Andrew Orlowski at the UK Register has an anecdotal account of Downing College’s skeptics-vs-believers mash-up. Ace of Spades pulled the juiciest bit:
In short, the day lined up Phil Jones, oceanographer Andrew Watson, and physicist Mike Lockwood, the latter to argue that the sun couldn’t possibly have caused recent warming. He was followed by the most impressive presentation from Henrik Svensmark, whose presentation stood out head and shoulders above anyone else. Why? For two reasons. The correlations he shows are remarkable, and don’t need curve fitting, or funky statistical tricks. And he has advanced a mechanism, using empirical science [image above], to explain them.
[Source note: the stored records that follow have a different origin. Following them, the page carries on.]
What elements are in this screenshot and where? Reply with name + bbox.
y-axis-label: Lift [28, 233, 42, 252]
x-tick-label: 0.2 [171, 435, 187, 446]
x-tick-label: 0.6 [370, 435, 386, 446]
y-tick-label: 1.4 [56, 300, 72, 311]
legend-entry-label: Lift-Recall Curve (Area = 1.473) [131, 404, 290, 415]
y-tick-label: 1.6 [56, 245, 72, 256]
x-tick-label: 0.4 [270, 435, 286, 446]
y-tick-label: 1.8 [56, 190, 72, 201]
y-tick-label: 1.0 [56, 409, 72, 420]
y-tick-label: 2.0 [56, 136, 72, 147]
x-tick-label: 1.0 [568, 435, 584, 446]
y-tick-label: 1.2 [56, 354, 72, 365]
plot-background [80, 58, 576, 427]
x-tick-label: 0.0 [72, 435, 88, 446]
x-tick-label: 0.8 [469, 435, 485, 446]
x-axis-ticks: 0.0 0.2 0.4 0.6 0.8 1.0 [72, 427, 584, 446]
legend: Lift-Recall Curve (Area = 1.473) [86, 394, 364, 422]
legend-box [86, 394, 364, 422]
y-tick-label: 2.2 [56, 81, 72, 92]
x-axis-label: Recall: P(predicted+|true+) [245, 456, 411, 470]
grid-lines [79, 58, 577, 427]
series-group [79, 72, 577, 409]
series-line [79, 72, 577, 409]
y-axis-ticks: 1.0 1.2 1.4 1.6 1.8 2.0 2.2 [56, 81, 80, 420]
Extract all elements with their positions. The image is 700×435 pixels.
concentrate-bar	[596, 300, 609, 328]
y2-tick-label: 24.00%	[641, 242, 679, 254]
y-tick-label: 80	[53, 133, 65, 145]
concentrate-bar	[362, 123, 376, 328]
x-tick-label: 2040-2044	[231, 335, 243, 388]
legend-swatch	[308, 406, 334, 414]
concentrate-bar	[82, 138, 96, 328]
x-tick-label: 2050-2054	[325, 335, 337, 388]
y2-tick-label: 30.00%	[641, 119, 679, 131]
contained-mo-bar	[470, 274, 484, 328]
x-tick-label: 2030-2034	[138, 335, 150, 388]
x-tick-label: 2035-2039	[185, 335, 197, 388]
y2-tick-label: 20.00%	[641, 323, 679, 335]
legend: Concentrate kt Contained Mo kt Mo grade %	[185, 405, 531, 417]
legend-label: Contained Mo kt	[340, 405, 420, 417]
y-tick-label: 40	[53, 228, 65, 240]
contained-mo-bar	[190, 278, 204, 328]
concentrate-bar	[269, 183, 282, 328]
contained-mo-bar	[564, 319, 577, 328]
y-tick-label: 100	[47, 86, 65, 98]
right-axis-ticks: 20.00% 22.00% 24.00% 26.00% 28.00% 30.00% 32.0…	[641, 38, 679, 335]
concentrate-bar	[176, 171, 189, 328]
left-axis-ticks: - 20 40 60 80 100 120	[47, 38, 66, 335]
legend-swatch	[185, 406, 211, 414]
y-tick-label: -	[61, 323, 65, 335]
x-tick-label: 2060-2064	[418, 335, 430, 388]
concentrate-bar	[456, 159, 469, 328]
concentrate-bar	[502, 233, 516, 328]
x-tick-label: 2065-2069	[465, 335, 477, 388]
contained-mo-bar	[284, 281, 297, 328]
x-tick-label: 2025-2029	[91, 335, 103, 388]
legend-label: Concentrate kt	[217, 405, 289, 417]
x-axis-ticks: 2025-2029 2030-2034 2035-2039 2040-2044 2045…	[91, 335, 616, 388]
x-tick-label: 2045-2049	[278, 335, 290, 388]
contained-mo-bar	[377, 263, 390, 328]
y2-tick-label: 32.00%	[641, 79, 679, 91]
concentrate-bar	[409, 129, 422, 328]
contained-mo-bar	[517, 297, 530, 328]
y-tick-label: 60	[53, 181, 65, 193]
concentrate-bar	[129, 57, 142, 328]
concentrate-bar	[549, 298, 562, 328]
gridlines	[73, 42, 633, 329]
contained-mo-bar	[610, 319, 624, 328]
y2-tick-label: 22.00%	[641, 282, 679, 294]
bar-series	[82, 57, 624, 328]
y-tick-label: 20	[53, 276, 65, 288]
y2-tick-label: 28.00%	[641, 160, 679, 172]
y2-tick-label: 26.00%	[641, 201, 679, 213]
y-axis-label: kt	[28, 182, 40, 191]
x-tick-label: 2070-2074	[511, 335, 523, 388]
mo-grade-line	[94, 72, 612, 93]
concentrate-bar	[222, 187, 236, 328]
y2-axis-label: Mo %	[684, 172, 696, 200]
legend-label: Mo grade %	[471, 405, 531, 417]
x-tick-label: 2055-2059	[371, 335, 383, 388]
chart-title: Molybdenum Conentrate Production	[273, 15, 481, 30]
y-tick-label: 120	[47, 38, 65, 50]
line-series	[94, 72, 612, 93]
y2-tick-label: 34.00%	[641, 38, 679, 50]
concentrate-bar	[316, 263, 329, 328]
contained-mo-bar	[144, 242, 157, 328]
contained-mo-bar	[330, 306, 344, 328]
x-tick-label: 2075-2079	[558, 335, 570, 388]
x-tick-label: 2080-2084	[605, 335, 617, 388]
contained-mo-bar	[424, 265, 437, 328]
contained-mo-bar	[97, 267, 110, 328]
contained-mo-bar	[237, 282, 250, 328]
At the other end of the scale, by way of contrast, the Met’s principle research scientist John Mitchell told us: “People underestimate the power of models. Observational evidence is not very useful,” adding, “Our approach is not entirely empirical.”
Yes, you could say that.
Ken Haapala on the history of models vs. empirical evidence
Lockwood’s failed argument against a solar explanation
Orlowski on Lockwood:
The strongest argument, according to Lockwood, for the sun not being a driver in recent climatic activity is that “it has been going in the wrong direction for 30 years.”
Hmmm. So as soon as solar magnetic activity passed its peak, when it was still at some of the highest levels ever recorded, these very high levels of solar activity could no longer have caused warming?
As I have noted a number of times, this argument depends on an unstated assumption that, by 30 years ago (by 1980 or so), ocean temperatures had equilibrated to whatever forcing effect the 20th century’s high level of solar activity might be having. Otherwise the continued high level of forcing would continue to create warming until equilibrium was reached, regardless of whether solar activity had peaked yet. (The actual peak seems to have been solar cycle 22, from 1986-96, not 1980, as Lockwood claims.)
When I pressed Lockwood on his implicit equilibrium assumption he justified it by citing evidence that the planet's surface temperature response to solar activity peters out (as measured by decorrelation) within a few years:
Almost all estimates have been in the 1-10 year range.
But decorrelation between surface temperatures and solar activity is very different from equilibrium. All decorrelation is measuring is the rapid temperature response of the upper ocean layer when solar activity rises or falls. That rapid response indicates that the sun is indeed a powerful driver of global temperature, but it says next to nothing about how long it takes for heat to carry into and out of deeper ocean layers.
This was brought out by AGW believers like Gavin Schmidt who are concerned about the energy balance implications of equilibration-speed. In a simple energy balance model, rapid equilibration implies (other things equal) that climate sensitivity must be low. Since belief depends on high climate sensitivity, the rapid equilibration claim cited by Lockwood had to be shot down, which was managed quite successfully (ibid).
In sum, Lockwood’s rapid equilibrium assumption is dead and buried, leaving him no grounds for dismissing a solar explanation for post 70′s warming. I’ll keep an eye out for video of Lockwood’s presentation, but I doubt he mentioned the rapid equilibrium assumption upon which his argument depends.
More punk students
Remember these graduate student “climate scientists,” going all Clockwork Orange for the planet or something:
Sounds like they made an appearance at Downing College too:
The audience had been good enough to heed Howard’s opening advice that “if anybody mentions Climategate, they’ll be evicted”. Nobody ambushed the CRU crew all day – it was all very polite. I noted that the skeptics made a point of listening politely to the warmists, and applauding them all. A group of students and a few others, simply giggled and mocked the skeptics, however from start to finish. One of their tutors (I presume) was in hysterics all day.
Give ‘em an A. They learned their “observational evidence is not very useful” lesson well.
(Posted a couple weeks ago at WUWT. I'm being kind of lackadaisical about updating things here.)